Release of iPhone 7 Yields Curiosity About Role of Technology in Modern Life

Media by Bauti Bruinard

Costumers stand outside the Grand Central Station Apple store in NYC after the release of the iPhone 7. This was one of many stores surrounded by Apple fanatics after the nationwide release.

Neelansh Bute and Bauti Bruniard

On September 7, Apple inc. released the iPhone 7 and iPhone 7 Plus, which quickly sold out across the country.

Several people have criticized the new product, stating that it’s not very different from other products, others dutifully stood in line waiting to purchase Apple’s newest release.

But this craze over the iPhone 7 reopens a question posed frequently by many: why have people become so obsessed with new technology?

“Everyone is obsessed with technology, no one could live without their phone,” Arman Virdee, junior said. “They would die.”

Some say advances in technology have opened many doors, especially evident within the academic environment as students now have the ability to complete schoolwork at the touch of a button.

“Technology has advantages but it has drawbacks as well,” Virdee said. “For homework, you could use it to help you but it could distract you as well. It completely depends.”

Yet, while some students feel rather strongly in their support for modern technology, some have become quite immune to the revolution.

“[Technology] is probably going to ruin us in the end. So many people are addicted to it and they don’t even know it. Social media has taken over half of their lives or more,” Brian Piwowarczyk, senior said. “I see people go a day without their phones and they just freak out about it.”

Dr. Amit Prasad, sociology professor at the University of Missouri, sees the rise of technology differently, not as an obsession, but as a change.

“Part of it is contextual, what has happened in the last 10 or 15 years is that there are several technologies that have come about that have transformed the way we interact,” Dr. Prasad said. “Before cell phones there was a different in which families interacted that involved face to face conversation.
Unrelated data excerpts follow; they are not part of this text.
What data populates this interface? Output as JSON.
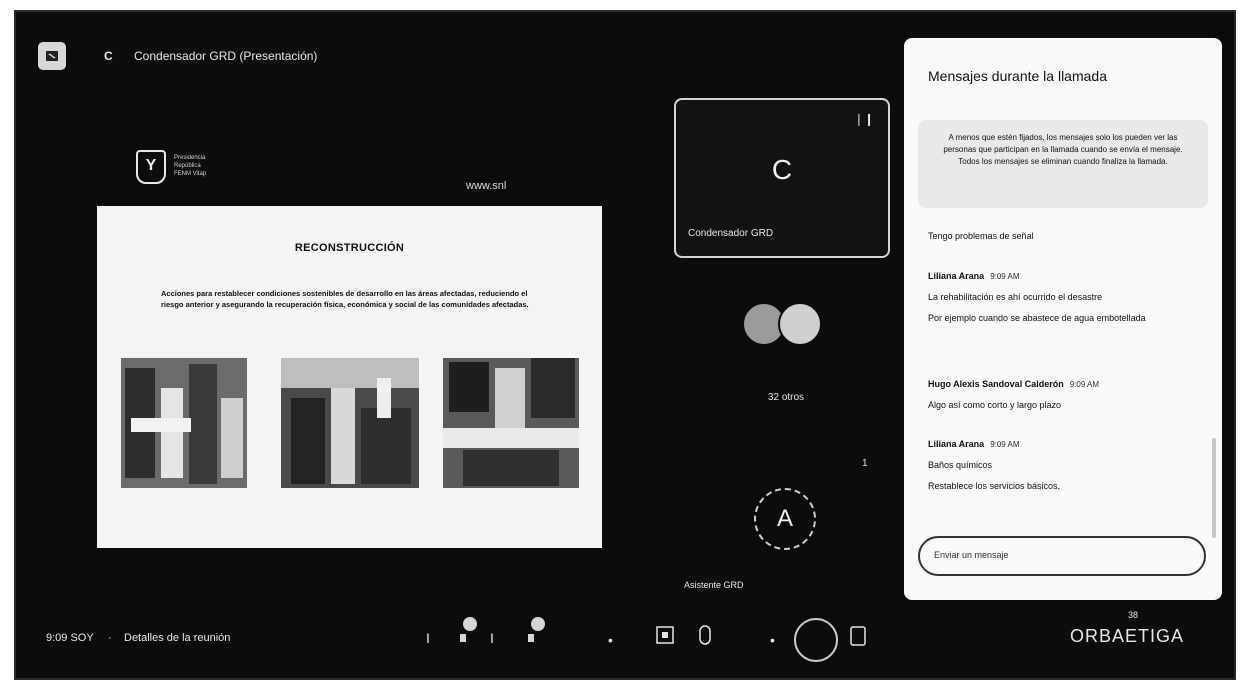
{
  "header": {
    "presenter_initial": "C",
    "presentation_title": "Condensador GRD (Presentación)"
  },
  "slide": {
    "logo_mark": "Y",
    "org_text": "Presidencia\nRepública\nFENM Vitap",
    "website": "www.snl",
    "title": "RECONSTRUCCIÓN",
    "body": "Acciones para restablecer condiciones  sostenibles de desarrollo en las áreas afectadas, reduciendo el riesgo anterior y asegurando  la recuperación física, económica y social de las comunidades afectadas."
  },
  "participants": {
    "main_tile_letter": "C",
    "main_tile_name": "Condensador GRD",
    "others_label": "32 otros",
    "dot_label": "1",
    "assistant_letter": "A",
    "assistant_name": "Asistente GRD"
  },
  "chat": {
    "title": "Mensajes durante la llamada",
    "notice": "A menos que estén fijados, los mensajes solo los pueden ver las personas que participan en la llamada cuando se envía el mensaje. Todos los mensajes se eliminan cuando finaliza la llamada.",
    "messages": [
      {
        "sender": "",
        "time": "",
        "lines": [
          "Tengo problemas de señal"
        ]
      },
      {
        "sender": "Liliana Arana",
        "time": "9:09 AM",
        "lines": [
          "La rehabilitación es ahí ocurrido el desastre",
          "Por ejemplo cuando se abastece de agua embotellada"
        ]
      },
      {
        "sender": "Hugo Alexis Sandoval Calderón",
        "time": "9:09 AM",
        "lines": [
          "Algo así como corto y largo plazo"
        ]
      },
      {
        "sender": "Liliana Arana",
        "time": "9:09 AM",
        "lines": [
          "Baños químicos",
          "Restablece los servicios básicos."
        ]
      }
    ],
    "input_placeholder": "Enviar un mensaje"
  },
  "bottom_bar": {
    "clock": "9:09 SOY",
    "separator": "·",
    "meeting_details": "Detalles de la reunión",
    "corner_count": "38",
    "corner_logo": "ORBAETIGA"
  }
}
Now there’s proximity and possibility that have arised.”

One thing that has surprised Dr. Prasad about the growth of technology, whether it be phones or science based, is the speed of it all.

“When I look at the cell phone technologies and all the social media technologies I never thought it’d be so fast, that is what is most surprising to me,” Dr. Prasad said.

Similarly, Dr. John Staudenmaier of University of Detroit Mercy said that he, too, has seen the impact of technology on today’s fast-evolving world, particularly through the incorporation of smartphones in a globalized revolution.

“I usually tell people there are very few genuine technological revolutions in the industry, this was such a game changer,” Dr. Staudenmaier said.